The interplay of IHL and human rights rules governing the use of force and procedural safeguards for internment, at least in international armed conflicts, must be resolved by reference to the lex specialis, that is the provisions of IHL that were specifically designed to deal with those two areas.


Interplay of IHL and human rights law

The interplay of IHL and human rights law remains the subject of much legal attention, particularly because of its consequences for the conduct of military operations.

In its very first statement on the application of human rights in situations of armed conflict, the 1996 Advisory Opinion on the Legality of the Threat or Use of Nuclear Weapons, the International Court of Justice observed that the protection provided by the International Covenant on Civil and Political Rights did not cease in times of war and that, in principle, the right not to be arbitrarily deprived of one’s life applied also in hostilities. The Court added that what constituted arbitrary deprivation of life had to be determined by the applicable lex specialis, namely, the law applicable in armed conflict, which is designed to regulate the conduct of hostilities.

This statement has generally been interpreted as settling the issue of the interplay of IHL and human rights law and as implying that human rights law, deemed to apply at all times, constitutes the lex generalis, while IHL, whose application is triggered by the occurrence of armed conflict, constitutes the lex specialis. In other words, when human rights law and IHL are in conflict, the latter is deemed to prevail, since it was conceived specifically to deal with armed conflict.

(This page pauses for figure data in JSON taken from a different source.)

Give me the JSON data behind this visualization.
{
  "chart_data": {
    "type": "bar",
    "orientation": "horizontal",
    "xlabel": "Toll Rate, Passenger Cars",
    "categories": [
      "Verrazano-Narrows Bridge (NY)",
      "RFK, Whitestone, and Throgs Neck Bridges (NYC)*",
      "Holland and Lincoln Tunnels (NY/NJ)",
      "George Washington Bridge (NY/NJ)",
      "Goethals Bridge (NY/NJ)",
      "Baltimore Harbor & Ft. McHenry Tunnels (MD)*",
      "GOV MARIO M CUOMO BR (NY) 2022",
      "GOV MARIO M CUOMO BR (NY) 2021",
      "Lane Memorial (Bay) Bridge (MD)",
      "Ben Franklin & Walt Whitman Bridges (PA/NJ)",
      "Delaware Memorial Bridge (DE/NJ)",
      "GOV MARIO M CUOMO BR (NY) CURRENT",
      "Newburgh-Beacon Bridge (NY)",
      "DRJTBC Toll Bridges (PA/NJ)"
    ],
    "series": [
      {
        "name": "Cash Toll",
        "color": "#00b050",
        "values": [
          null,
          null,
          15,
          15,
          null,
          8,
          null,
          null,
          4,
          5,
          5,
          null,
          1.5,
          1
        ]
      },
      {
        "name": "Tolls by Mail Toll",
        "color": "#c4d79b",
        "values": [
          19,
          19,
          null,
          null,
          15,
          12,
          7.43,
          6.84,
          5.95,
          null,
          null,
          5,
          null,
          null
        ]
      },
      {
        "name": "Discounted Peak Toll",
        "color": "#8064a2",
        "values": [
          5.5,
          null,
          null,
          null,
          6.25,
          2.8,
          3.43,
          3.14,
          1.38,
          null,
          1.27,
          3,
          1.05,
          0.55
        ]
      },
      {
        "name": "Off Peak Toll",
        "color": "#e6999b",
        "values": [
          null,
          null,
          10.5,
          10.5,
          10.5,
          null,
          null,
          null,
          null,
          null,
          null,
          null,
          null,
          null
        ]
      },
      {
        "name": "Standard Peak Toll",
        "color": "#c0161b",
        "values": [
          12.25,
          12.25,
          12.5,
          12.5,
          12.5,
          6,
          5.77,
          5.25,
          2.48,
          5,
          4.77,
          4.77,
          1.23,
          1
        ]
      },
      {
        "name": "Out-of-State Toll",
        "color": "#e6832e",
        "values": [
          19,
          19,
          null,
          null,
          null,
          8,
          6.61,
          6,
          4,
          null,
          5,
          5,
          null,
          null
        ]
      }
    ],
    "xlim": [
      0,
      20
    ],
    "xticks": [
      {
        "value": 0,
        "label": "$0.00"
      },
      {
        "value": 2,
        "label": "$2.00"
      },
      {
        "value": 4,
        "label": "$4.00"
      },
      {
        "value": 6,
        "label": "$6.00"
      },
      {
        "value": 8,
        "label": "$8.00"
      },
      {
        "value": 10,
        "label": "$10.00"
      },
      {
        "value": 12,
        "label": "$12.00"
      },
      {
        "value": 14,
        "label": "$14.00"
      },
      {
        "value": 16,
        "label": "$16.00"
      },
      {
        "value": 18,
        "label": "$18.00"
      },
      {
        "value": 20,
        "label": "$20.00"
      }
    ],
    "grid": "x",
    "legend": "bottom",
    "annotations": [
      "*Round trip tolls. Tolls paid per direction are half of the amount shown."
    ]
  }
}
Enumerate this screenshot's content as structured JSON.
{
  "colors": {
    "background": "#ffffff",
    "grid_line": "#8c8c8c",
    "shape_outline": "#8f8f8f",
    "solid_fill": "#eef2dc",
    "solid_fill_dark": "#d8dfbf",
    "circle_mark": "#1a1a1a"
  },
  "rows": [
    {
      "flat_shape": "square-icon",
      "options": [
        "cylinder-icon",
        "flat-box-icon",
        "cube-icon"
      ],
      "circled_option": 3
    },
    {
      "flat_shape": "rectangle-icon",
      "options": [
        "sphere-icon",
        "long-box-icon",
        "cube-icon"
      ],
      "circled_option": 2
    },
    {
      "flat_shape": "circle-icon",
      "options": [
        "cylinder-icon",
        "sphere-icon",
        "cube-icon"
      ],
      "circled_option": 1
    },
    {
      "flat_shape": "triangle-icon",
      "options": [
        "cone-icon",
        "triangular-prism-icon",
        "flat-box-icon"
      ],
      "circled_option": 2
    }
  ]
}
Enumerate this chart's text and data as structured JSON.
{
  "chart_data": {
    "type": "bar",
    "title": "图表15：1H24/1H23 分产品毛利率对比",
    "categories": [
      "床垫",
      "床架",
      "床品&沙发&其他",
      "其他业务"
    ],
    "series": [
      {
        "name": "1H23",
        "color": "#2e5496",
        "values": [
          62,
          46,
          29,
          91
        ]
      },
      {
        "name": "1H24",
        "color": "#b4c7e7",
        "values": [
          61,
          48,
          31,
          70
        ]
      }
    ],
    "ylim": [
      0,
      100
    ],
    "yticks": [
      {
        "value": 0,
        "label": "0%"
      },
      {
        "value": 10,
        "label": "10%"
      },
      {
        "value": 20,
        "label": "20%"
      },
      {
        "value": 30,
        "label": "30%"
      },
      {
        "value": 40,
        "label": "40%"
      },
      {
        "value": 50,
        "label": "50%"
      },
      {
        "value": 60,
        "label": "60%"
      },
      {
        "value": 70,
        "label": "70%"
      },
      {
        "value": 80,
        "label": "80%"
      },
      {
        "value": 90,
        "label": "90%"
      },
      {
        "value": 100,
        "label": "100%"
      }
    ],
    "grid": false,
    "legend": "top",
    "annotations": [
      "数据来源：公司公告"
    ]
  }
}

While the meaning and even the utility of the doctrine of lex specialis have been called into question, there is a general acceptance of its indispensability for determining the interplay of IHL and human rights law. Although, generally speaking, these two branches of international law are complementary, the notion of complementarity cannot resolve the intricate legal issues of interplay that sometimes arise. In some instance, IHL and human rights rules might produce conflicting results when applied to the same facts because they reflect the different circumstances for which they were primarily developed.